Under the amended policy, lawyers at Disability Rights NC say, identification won’t get easier.
“In order for a kid to be found eligible under SLD using this policy, the school/district must know how to deliver appropriate instruction, implement evidence-based interventions, and appropriately document that,” attorney Reighlah Collins said in an e-mail analyzing the policy amendments for EdNC. “Many districts we interact with don’t know how to do those things and the consequence is that kids in those districts really can’t be identified as SLD (at least not by actually following the Policy) because there won’t be the data to back up an eligibility determination.”
Collins said students could be misidentified with intellectual or emotional issues that would not qualify them for the EC services they actually need.
Collins applauded some changes, such as more specifics about “evidence-based intervention” and removal of the “culturally similar peers” language.
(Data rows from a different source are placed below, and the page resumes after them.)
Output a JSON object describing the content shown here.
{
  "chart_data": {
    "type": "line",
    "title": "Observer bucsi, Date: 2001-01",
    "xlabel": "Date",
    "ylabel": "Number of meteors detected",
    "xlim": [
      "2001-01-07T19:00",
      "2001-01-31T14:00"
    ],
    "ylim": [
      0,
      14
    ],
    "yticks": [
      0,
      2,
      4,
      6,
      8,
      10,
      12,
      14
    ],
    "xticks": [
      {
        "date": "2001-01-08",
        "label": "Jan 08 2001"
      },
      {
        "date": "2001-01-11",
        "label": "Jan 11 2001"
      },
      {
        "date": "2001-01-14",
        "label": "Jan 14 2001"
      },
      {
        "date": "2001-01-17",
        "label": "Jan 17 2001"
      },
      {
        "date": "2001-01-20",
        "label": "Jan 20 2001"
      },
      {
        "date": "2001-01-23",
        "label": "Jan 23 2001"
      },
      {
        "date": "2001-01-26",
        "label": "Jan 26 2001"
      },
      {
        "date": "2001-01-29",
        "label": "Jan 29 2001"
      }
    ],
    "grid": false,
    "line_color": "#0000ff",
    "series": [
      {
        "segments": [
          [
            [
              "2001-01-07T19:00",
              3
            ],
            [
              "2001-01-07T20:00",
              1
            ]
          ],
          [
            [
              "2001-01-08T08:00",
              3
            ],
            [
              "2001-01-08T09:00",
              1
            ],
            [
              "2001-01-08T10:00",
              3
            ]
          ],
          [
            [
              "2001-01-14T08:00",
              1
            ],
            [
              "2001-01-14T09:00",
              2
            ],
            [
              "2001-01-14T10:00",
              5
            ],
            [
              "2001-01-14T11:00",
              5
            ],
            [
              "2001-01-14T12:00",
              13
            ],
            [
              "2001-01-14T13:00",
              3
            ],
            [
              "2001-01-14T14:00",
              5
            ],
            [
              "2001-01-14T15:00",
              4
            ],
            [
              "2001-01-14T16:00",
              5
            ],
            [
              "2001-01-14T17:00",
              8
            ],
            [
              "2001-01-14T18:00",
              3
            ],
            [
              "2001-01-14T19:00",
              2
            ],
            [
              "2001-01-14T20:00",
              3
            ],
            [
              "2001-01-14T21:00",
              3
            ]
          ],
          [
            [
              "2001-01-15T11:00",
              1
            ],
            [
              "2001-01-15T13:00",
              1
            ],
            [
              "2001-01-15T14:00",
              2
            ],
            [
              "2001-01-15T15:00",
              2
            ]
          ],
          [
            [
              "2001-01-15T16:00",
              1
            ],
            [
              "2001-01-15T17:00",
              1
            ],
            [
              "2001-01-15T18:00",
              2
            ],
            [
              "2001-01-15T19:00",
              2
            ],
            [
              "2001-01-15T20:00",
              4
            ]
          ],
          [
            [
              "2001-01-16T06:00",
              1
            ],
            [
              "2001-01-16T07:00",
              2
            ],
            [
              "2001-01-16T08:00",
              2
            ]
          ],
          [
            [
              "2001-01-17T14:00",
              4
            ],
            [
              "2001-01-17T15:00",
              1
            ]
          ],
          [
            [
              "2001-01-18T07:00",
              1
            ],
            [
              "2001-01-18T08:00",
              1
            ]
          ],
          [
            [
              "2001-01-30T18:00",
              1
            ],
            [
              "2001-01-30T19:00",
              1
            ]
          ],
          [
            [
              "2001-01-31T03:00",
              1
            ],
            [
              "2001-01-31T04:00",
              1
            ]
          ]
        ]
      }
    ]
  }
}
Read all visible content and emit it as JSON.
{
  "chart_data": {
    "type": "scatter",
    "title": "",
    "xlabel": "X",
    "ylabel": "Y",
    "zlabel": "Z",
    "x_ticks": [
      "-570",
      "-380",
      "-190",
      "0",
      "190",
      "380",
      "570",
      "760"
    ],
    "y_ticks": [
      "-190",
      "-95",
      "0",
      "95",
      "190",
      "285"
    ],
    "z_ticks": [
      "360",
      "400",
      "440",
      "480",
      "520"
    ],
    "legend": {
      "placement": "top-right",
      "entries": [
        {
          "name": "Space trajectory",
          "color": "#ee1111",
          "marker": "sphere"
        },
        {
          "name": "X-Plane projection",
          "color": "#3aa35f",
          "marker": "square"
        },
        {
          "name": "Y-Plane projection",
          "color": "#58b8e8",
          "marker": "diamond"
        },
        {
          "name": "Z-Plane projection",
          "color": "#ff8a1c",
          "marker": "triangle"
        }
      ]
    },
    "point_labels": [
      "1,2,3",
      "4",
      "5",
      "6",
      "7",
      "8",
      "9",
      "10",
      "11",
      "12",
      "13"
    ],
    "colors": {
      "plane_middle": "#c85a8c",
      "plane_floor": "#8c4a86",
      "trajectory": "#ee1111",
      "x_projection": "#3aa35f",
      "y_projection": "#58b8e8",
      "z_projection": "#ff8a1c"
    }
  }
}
She also called removal of language that said a disability “substantially limits academic achievement” was a positive.
But she pointed to several remaining issues:
- The amended policy requires “intense” documentation of insufficient rate of progress: “Some of the districts we’re in don’t have this type of documentation and have significant difficulties providing evidence-based instruction.”
- Districts that can’t implement or appropriately document use of evidence-based interventions (RTI/MTSS) “are going to make it super hard for kids to get identified as SLD.”
- Collins believes the amended policy could be interpreted as requiring students to move through and fail every level of MTSS before being identified, “which could really delay identification.”
- Twice exceptional kids – kids who are both academically gifted and have a specific learning disability – won’t be found eligible under the policy. These kids, and even kids with specific learning disabilities who have average IQs and found successful coping mechanisms, would be under identified and underserved.
Much of the concern is at the district and charter school level, specifically a district’s ability to carry out the policy. For its part, the state believes both the policy and the guidance it offers local education agencies can set up children for adequate supports.
“The changes [to the policy] take into account a lot of stakeholder input,” Thomas said. “And there is a lot of guidance we are providing to LEAs, as well, to ensure sound decision-making for evaluation and eligibility decisions.”